I believe Windows 10 is going to be impressive. Not just because they are doing things differently this time. Not just because I think they are headed in the right direction with the Start Menu and the overall UI. I think it is going to be impressive because it has to be. Microsoft is on the brink of losing a lot of market share. They seem to have already lost the next generation who is pretty happy with a smartphone and a MacBook Air or Chromebook. I think Microsoft knows they have to bring it with Windows 10 because they aren't likely to get a serious second chance to impress that rising generation.
However, with the technical previews being so buggy thus far, I am not confident it will be fully ready for mass adoption by users who can’t afford any speed bumps with their computers by the initial release date just 2 short months from now on 7/29/2015. There are still 2 months, and I expect a lot of fit and finish work is going to be made between now and then to make massive progress, but I know how hard it is to develop software when provided a timeline by the marketing team.

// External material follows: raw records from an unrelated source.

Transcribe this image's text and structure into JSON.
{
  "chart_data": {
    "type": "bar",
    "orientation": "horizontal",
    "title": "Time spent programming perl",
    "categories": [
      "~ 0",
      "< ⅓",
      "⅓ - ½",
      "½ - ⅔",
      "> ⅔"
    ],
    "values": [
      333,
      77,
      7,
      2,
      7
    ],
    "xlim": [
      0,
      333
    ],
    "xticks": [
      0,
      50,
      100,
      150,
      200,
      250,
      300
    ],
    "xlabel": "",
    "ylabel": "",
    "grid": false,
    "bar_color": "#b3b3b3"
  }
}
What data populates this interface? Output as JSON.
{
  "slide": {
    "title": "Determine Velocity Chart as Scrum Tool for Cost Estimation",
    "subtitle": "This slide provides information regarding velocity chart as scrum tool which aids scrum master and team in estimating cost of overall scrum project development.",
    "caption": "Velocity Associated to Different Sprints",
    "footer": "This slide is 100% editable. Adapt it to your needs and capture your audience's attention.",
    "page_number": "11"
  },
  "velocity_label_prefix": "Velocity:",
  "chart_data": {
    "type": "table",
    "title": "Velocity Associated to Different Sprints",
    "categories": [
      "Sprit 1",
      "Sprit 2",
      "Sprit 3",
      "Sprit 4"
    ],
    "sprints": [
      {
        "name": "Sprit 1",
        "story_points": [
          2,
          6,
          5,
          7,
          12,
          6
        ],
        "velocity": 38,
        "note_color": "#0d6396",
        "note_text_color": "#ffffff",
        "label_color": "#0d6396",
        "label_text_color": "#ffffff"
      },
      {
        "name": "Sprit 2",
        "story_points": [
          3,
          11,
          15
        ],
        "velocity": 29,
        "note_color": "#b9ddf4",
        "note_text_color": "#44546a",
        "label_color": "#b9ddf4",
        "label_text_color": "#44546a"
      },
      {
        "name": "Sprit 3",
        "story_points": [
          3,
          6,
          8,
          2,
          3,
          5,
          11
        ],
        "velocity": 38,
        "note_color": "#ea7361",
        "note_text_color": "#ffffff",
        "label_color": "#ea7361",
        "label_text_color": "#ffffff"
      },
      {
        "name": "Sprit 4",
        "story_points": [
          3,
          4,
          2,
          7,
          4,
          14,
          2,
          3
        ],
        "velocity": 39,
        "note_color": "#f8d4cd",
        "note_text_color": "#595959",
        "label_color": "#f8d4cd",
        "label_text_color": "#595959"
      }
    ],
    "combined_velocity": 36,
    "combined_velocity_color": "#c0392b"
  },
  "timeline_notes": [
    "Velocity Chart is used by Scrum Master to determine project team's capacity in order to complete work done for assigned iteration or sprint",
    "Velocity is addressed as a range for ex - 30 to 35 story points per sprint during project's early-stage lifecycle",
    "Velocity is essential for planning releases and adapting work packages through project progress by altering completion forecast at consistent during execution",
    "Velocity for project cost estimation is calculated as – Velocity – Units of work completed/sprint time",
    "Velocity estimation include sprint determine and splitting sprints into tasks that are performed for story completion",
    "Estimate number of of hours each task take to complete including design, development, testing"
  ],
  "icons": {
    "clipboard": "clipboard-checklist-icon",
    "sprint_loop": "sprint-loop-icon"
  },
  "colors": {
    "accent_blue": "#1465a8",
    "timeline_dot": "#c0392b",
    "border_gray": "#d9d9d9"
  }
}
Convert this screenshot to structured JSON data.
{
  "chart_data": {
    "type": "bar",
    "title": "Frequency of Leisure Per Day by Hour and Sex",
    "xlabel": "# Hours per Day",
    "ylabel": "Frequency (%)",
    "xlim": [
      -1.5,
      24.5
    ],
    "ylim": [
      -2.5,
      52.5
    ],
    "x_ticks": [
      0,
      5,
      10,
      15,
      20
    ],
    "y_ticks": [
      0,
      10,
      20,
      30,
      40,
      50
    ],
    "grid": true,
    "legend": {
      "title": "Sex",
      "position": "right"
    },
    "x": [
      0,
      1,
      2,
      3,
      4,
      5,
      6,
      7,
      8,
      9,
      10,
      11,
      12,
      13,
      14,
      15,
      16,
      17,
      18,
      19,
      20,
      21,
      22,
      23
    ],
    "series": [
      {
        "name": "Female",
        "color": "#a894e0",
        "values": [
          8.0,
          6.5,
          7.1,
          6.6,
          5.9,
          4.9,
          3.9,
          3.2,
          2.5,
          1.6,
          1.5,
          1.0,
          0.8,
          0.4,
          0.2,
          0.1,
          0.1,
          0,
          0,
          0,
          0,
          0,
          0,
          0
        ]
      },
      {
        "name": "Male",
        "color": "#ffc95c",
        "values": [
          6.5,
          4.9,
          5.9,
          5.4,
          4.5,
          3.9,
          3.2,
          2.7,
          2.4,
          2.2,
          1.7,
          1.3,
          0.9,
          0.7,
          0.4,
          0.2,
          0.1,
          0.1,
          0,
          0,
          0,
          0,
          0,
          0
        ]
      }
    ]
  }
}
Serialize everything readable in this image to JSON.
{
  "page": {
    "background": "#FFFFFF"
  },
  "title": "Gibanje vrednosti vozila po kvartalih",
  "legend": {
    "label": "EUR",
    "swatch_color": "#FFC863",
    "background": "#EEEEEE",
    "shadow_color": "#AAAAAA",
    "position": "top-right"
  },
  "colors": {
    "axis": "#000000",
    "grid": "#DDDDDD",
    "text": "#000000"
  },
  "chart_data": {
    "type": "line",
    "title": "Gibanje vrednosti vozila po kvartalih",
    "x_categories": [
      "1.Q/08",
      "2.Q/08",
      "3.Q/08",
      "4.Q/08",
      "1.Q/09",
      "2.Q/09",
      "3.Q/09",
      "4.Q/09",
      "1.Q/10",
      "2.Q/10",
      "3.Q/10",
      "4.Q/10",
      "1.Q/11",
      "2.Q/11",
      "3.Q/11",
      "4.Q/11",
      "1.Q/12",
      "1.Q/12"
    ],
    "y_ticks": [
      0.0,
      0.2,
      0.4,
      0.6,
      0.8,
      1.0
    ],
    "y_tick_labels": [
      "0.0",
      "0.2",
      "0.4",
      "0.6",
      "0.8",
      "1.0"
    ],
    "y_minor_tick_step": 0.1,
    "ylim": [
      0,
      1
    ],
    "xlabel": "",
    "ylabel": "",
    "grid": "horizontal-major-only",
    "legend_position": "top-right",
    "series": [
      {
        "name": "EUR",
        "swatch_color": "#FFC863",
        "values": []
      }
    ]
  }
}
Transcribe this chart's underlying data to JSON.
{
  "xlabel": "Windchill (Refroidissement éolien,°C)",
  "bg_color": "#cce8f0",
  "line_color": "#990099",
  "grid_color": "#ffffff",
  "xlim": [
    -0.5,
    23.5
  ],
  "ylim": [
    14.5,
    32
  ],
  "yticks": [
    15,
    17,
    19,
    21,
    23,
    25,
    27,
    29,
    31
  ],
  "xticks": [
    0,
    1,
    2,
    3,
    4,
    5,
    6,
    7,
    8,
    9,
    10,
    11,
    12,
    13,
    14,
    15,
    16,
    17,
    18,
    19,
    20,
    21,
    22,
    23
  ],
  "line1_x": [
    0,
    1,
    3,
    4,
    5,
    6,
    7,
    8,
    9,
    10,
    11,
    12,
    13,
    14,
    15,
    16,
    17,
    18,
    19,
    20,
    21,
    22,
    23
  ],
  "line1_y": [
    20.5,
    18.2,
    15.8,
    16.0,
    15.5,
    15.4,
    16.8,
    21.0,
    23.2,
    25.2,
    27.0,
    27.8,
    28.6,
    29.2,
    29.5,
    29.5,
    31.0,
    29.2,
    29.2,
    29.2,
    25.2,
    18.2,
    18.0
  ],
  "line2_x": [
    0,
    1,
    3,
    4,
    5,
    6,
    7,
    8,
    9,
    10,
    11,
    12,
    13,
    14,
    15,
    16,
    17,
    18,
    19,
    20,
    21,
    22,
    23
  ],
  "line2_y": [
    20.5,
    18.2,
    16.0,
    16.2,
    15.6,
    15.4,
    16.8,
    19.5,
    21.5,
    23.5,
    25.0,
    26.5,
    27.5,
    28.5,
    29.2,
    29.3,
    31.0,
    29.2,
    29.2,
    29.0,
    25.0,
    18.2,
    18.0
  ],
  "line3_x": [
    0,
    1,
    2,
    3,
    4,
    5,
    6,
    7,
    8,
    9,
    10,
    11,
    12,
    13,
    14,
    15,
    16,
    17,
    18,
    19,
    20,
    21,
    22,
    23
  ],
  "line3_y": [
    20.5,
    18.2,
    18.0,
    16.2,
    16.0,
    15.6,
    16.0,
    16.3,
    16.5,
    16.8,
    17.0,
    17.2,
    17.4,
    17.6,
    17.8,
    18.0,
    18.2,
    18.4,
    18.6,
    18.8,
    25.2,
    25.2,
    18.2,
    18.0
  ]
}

Given we have all been told we can get it for free for only the first year, I think photographers who use a PC should plan to upgrade to Windows 10 before 7/29/2016. Unless you are a PC enthusiast who feels comfortable reinstalling Windows and troubleshooting your hardware, I don’t recommend photographers upgrade with the initial release. I also don't know yet if I recommend getting a new computer with Windows 10, or doing an upgrade on the computer you already have. In the past it has not been a good experience to upgrade the computer you already have. The biggest reason being that with all of the past releases things have worked better if you installed the OS fresh and clean rather than upgrading things in-place. Microsoft is saying this time it will be different, but I will believe it when I see it for myself.
Let me kick the tires and take it for a spin around the block. I promise to provide a non-fanboy review right here on the Improve Photography site. If it truly stinks, I will tell you, and switch to Mac myself. I just don’t think it will.